This Faculty Early Career Development (CAREER) award is funded under the American Recovery and Reinvestment Act of 2009 (Public Law 111-5).
The research objective of this Faculty Early Career Development (CAREER) project is to provide a stochastic optimization modeling framework for disease screening & diagnosis. The proposal particularly focuses on two broad areas of research in breast cancer, the most common non-skin cancer affecting women in the U.S, but the research also applies to other diseases. The first research area considers developing a stochastic optimization model that generates personalized cancer screening policies. The second research area considers optimizing diagnostic decisions in mammography screening while accounting for non-adherence of the patients to the screening guidelines and various risk attitudes of the patients. This project will develop several finite-horizon Markov decision process (MDP) and partially observable MDP models to formulate and solve these problems.

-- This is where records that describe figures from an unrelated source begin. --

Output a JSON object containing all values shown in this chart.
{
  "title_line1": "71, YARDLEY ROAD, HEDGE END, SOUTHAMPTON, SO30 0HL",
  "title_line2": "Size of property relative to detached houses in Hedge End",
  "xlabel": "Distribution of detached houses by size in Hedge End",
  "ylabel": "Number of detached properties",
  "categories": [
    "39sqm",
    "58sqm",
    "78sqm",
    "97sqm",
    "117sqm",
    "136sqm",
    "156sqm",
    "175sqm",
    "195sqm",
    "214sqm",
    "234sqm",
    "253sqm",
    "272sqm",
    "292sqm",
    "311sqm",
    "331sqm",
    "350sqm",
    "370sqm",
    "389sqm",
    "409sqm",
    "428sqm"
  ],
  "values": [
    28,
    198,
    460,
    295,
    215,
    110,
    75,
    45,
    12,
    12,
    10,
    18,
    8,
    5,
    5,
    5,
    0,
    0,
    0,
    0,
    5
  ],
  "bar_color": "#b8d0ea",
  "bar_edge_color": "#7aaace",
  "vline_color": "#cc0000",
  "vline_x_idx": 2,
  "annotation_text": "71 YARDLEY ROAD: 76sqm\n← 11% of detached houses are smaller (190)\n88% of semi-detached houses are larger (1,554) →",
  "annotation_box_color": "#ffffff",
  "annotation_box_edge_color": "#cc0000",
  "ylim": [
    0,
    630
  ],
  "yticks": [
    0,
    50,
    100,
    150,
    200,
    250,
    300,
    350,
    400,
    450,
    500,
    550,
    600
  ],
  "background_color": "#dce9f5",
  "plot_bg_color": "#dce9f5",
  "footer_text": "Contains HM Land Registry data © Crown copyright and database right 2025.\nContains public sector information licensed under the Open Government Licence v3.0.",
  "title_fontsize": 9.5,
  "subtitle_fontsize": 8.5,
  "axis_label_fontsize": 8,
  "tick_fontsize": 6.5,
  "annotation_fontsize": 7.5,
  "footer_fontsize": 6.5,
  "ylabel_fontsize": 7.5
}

This research will not only improve breast cancer screening & diagnosis, but will also provide a framework for developing better screening policies for other cancers including prostate and colorectal cancers as well as other diseases such as diabetic retinopathy. Any improvement on cancer screening & diagnosis would directly affect millions of people being screened for cancer and indirectly affect almost the whole population being screened for other diseases. Furthermore, the potential life savings and dollar savings of the proposed research are substantial. This research will have an immediate impact on education as well. PhD student(s) will be trained to utilize operations research techniques to solve complicated decision problems in medicine. The results of this research will be integrated into new courses developed by the PI. The proposed research will introduce operations research tools to medical community through a successful application of these tools to a complicated and controversial problem in medicine.